CodePudding user response:
based on your first method, try this function after getting row_df :
library(dplyr)
parse_pdfs_lines_ById<- function(raw_df){
# ----delete rownames : the first character and space
raw_df=raw_df%>%
mutate(rawline=sub('.', '', rawline))%>%
# ----remove the first space to keep Id as a first word
mutate(rawline=gsub('^ ', '', rawline))
# ------ now ignore the raw of colnames
raw_df=data.frame(rawline=raw_df[-1,])
# ---------assign the correct id to correct line
# id=""
# initialize index of line
i=1
while (i<nrow(raw_df))
{
if(grepl("^[0-9]",raw_df$rawline[i]))
{
# get the id , first word of line ./!\ not the first character! e.g : id == 22 )
id=stringr::word(raw_df$rawline[i],1)
}else{
raw_df$rawline[i]=paste0(id,raw_df$rawline[i])
}
i=i 1
}
# > raw_df
# rawline
# 1 Kiran Bengaluru, 99999 99999
# 1 Mysore Road
# 1 6th Lane
# 2 John Mandya 77777 77777
# 2 Taluka Junction
# 3 Ravi Mysore 88888 88888
# ------build the dataframe
col_df= list("Id","Name", "Address", "Mobile")
raw_df2 =setNames(data.frame(matrix(ncol = 4, nrow = 0),stringsAsFactors = F),col_df)
for (j in 1:nrow(raw_df))
{
# split the line of dataframe by double space or more
line= unlist(strsplit(raw_df$rawline[j]," "))
df_line= data.frame(t(line),stringsAsFactors = F)

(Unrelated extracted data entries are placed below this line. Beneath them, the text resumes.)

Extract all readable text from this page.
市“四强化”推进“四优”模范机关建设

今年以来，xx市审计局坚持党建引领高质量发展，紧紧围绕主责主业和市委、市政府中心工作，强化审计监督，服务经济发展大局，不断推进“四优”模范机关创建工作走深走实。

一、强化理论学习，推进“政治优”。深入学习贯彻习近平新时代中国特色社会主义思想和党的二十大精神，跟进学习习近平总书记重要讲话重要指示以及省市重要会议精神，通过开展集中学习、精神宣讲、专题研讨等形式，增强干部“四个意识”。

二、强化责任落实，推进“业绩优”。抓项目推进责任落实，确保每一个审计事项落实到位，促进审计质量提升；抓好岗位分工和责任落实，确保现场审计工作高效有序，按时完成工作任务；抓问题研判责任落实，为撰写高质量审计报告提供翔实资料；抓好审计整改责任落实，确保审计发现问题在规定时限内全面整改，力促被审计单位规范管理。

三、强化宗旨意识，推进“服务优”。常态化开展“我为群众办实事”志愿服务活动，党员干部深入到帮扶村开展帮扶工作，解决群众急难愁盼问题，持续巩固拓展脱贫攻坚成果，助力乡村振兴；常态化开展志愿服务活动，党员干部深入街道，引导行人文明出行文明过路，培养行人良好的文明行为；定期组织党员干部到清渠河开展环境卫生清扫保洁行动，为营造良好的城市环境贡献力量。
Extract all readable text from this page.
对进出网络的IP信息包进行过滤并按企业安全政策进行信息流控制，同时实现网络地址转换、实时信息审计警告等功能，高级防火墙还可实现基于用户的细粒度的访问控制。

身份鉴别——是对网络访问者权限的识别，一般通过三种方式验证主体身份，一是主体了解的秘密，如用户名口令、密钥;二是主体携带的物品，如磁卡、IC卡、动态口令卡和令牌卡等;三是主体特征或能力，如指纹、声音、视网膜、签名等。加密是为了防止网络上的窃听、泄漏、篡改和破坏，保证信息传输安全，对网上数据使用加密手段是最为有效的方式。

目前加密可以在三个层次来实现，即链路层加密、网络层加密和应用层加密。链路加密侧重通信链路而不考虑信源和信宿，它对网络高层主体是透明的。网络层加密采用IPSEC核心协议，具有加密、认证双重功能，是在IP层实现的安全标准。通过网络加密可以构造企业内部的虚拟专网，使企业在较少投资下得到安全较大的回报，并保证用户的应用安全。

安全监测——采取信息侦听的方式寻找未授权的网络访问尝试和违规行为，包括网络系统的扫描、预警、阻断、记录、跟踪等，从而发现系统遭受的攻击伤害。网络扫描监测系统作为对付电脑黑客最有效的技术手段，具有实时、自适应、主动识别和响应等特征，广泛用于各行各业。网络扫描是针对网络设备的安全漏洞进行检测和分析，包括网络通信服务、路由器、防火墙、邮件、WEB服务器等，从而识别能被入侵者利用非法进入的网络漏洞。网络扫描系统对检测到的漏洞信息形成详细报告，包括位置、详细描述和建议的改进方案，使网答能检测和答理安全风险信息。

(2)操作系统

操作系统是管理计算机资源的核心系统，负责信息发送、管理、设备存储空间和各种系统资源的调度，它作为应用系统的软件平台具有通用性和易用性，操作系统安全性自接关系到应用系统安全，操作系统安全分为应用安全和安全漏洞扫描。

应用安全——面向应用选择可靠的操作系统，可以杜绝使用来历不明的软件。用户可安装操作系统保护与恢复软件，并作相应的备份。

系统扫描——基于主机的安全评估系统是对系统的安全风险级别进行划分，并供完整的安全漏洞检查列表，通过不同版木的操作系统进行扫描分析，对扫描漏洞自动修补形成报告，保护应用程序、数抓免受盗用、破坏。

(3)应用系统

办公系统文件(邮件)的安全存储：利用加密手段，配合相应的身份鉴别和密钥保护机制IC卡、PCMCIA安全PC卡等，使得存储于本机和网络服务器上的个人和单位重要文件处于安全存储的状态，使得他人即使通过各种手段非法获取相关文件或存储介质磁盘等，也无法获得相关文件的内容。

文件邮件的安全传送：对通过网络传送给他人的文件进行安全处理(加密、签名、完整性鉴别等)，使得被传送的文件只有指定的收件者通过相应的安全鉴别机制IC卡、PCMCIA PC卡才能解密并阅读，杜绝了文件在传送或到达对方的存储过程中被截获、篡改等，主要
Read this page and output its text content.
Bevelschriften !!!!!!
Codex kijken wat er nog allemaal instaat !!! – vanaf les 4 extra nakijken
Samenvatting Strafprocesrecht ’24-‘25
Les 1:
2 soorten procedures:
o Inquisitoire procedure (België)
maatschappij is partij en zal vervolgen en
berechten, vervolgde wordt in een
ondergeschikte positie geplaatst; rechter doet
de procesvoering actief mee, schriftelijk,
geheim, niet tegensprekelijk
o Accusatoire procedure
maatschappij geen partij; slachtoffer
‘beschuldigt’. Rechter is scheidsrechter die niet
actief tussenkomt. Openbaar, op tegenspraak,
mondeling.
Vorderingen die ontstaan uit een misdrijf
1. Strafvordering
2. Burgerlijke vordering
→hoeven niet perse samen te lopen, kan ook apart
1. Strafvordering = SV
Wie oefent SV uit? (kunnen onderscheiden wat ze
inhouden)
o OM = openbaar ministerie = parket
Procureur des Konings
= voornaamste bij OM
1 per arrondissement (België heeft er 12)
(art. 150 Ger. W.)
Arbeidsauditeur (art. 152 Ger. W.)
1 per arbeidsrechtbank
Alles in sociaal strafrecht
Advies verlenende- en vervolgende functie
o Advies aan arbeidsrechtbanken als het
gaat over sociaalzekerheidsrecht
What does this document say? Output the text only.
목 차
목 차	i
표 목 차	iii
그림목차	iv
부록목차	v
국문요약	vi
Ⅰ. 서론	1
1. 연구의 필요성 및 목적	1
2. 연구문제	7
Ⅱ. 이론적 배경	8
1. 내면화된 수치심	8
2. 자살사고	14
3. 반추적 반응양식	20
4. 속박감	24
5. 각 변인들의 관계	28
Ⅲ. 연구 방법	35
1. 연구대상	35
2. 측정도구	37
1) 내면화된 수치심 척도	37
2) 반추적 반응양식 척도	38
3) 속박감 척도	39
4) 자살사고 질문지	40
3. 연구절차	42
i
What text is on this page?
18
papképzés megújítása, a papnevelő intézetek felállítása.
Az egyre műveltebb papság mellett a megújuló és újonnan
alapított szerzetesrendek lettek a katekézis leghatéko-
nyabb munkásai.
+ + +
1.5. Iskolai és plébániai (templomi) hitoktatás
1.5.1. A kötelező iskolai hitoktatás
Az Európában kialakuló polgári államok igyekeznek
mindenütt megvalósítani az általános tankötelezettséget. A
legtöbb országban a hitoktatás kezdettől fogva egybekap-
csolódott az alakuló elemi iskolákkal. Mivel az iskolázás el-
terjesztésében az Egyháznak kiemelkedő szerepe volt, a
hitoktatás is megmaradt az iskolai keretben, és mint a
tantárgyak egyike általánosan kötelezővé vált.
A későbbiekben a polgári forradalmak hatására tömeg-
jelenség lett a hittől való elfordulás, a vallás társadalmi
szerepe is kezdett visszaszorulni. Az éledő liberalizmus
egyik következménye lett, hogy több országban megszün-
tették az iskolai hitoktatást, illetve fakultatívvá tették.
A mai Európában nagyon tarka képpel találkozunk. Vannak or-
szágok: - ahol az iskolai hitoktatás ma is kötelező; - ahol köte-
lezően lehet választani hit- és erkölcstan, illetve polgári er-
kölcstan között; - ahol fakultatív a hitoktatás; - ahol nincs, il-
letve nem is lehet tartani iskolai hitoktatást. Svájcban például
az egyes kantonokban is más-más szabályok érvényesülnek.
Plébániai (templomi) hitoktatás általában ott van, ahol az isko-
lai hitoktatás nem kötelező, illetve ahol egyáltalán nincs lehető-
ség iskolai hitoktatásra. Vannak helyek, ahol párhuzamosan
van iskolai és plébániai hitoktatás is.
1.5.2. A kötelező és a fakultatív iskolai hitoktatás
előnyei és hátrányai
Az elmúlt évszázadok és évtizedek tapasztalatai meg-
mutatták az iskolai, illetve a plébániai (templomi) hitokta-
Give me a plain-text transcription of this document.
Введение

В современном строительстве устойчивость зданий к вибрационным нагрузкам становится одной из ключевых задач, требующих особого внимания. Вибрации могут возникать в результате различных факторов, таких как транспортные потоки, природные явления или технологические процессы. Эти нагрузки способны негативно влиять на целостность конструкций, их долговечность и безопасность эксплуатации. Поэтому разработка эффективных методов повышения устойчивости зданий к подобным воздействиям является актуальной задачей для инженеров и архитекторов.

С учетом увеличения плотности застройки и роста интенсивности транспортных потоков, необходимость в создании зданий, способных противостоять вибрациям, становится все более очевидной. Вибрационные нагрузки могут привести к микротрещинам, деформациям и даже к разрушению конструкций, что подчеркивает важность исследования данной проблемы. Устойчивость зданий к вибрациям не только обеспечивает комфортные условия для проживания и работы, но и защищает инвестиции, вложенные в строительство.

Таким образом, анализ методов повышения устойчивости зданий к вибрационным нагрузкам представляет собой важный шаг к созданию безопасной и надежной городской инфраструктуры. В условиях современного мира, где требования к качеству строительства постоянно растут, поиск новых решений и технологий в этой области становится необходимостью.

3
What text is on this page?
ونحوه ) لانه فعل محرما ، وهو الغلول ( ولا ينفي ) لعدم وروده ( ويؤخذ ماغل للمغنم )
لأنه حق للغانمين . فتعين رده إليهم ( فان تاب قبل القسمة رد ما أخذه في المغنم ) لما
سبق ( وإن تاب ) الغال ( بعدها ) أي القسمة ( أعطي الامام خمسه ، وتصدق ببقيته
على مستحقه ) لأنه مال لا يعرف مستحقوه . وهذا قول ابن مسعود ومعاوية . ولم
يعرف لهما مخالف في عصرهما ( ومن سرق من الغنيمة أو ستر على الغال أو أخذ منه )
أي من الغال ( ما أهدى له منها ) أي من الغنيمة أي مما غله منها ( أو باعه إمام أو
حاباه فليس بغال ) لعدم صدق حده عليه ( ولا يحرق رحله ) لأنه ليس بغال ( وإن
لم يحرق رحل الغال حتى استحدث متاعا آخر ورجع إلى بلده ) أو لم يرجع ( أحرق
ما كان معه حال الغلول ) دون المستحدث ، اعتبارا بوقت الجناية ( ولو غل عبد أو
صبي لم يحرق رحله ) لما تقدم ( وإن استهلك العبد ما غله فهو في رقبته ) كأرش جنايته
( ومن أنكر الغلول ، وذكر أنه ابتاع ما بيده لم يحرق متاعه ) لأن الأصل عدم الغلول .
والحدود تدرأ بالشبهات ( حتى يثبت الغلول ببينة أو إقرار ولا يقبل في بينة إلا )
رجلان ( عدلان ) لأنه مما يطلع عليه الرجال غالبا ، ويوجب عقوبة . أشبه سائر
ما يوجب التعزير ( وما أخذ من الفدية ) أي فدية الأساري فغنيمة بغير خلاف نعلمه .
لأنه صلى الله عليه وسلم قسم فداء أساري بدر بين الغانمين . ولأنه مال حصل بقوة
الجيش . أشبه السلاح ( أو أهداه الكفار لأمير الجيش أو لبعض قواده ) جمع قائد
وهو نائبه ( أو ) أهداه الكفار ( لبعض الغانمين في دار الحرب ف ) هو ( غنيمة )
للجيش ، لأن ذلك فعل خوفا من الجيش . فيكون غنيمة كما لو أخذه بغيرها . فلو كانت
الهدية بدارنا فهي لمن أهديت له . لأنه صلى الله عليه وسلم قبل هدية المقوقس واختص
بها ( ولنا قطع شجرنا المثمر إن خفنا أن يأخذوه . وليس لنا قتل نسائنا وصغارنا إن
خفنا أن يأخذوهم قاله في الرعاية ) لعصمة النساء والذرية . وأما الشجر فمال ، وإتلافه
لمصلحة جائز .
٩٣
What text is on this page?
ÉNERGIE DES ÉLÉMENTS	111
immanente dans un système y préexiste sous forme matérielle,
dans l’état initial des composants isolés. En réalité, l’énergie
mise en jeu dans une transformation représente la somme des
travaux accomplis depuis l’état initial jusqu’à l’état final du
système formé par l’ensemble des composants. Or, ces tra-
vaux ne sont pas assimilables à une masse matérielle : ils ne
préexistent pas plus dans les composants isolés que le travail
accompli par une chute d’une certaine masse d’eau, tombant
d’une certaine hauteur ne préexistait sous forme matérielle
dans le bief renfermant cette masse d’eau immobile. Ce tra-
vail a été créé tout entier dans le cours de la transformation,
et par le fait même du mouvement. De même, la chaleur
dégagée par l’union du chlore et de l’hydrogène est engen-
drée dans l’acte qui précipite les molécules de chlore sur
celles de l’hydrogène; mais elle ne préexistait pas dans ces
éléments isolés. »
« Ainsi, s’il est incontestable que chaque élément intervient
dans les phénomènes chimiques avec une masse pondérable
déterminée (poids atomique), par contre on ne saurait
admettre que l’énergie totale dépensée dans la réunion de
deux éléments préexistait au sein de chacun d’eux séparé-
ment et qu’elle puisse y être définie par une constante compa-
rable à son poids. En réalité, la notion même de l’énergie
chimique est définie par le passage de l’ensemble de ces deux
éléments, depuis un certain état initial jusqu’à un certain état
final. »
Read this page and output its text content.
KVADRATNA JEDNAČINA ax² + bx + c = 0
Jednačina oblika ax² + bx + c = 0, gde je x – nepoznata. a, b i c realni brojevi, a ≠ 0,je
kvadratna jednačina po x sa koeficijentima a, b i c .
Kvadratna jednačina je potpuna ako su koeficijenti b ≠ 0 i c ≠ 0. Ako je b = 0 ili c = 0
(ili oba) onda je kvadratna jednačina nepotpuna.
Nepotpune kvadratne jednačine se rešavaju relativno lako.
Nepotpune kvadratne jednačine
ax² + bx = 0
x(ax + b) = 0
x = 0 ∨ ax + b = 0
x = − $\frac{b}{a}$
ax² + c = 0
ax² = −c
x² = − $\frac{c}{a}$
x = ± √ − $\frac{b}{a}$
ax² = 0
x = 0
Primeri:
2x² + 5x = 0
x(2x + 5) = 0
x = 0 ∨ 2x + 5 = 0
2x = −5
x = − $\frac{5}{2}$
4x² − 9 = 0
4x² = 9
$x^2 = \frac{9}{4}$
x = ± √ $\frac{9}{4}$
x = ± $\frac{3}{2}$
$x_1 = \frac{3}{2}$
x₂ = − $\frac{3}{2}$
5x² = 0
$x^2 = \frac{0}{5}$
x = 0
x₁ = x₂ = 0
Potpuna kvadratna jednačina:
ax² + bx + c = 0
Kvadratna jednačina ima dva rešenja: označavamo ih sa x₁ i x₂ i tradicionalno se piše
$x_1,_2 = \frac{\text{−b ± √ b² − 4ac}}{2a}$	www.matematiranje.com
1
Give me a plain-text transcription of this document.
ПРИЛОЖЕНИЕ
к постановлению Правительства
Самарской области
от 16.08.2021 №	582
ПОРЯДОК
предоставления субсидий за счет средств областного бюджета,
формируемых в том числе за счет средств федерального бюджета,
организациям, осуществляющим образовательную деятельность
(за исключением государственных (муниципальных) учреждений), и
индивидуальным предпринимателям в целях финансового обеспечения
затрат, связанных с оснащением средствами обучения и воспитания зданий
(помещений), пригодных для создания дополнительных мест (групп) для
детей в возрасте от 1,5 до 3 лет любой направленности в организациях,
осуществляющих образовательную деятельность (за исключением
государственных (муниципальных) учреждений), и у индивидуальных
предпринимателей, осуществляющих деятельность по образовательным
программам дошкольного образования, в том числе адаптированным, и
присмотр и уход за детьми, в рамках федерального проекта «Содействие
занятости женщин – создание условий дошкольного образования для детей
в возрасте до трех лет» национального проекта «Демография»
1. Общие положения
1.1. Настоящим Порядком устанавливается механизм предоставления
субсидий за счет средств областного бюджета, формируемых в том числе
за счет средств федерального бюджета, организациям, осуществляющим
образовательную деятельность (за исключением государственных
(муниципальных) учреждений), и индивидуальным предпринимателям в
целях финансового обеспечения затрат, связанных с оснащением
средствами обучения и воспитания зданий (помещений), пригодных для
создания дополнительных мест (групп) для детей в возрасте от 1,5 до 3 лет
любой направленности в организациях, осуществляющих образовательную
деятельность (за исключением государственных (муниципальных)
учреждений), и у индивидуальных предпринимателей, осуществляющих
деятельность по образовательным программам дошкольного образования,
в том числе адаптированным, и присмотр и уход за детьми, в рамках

# if all 4 column exist , affect column names else these is just Id and Part2 of adress ==>column Adress2
names(df_line) = unlist(ifelse(length(line)==4,
list(col_df),
list(c("Id","Adress2")))
)
# rbind even the number of column is not the same
raw_df2=plyr::rbind.fill(raw_df2,df_line )
}
# ----- clean final dataframe
final_df = raw_df2%>%
# replace Na with emty value
mutate_all(~ifelse(is.na(.), "", .))%>%
group_by(Id)%>%
mutate(Address= paste(Address,Adress2,collapse = " "))%>% #put collapse ="\r\n" to display the exact format
# keep just the first line by Id
slice(1)%>%
# remove adress2 column
select(-Adress2)%>%
ungroup()
return(final_df)
}
apply function on your first example and the result is :
raw_df = data.frame(rawline=
c("1 Id Name Address Mobile",
"2 1 Kiran Bengaluru, 99999 99999",
"3 Mysore Road",
"4 6th Lane",
"5 2 John Mandya 77777 77777",
"6 Taluka Junction",
"7 3 Ravi Mysore 88888 88888")
)
final_df=parse_pdfs_lines_ById(raw_df)
final_df
# final_df
# A tibble: 3 x 4
# Id Name Address Mobile
# <chr> <chr> <chr> <chr>
# 1 Kiran "Bengaluru, Mysore Road 6th Lane" 99999 99999
# 2 John "Mandya Taluka Junction" 77777 77777
# 3 Ravi "Mysore " 88888 88888
hope this will help!, please let me know if something does not work or is not clear enough.(update response format).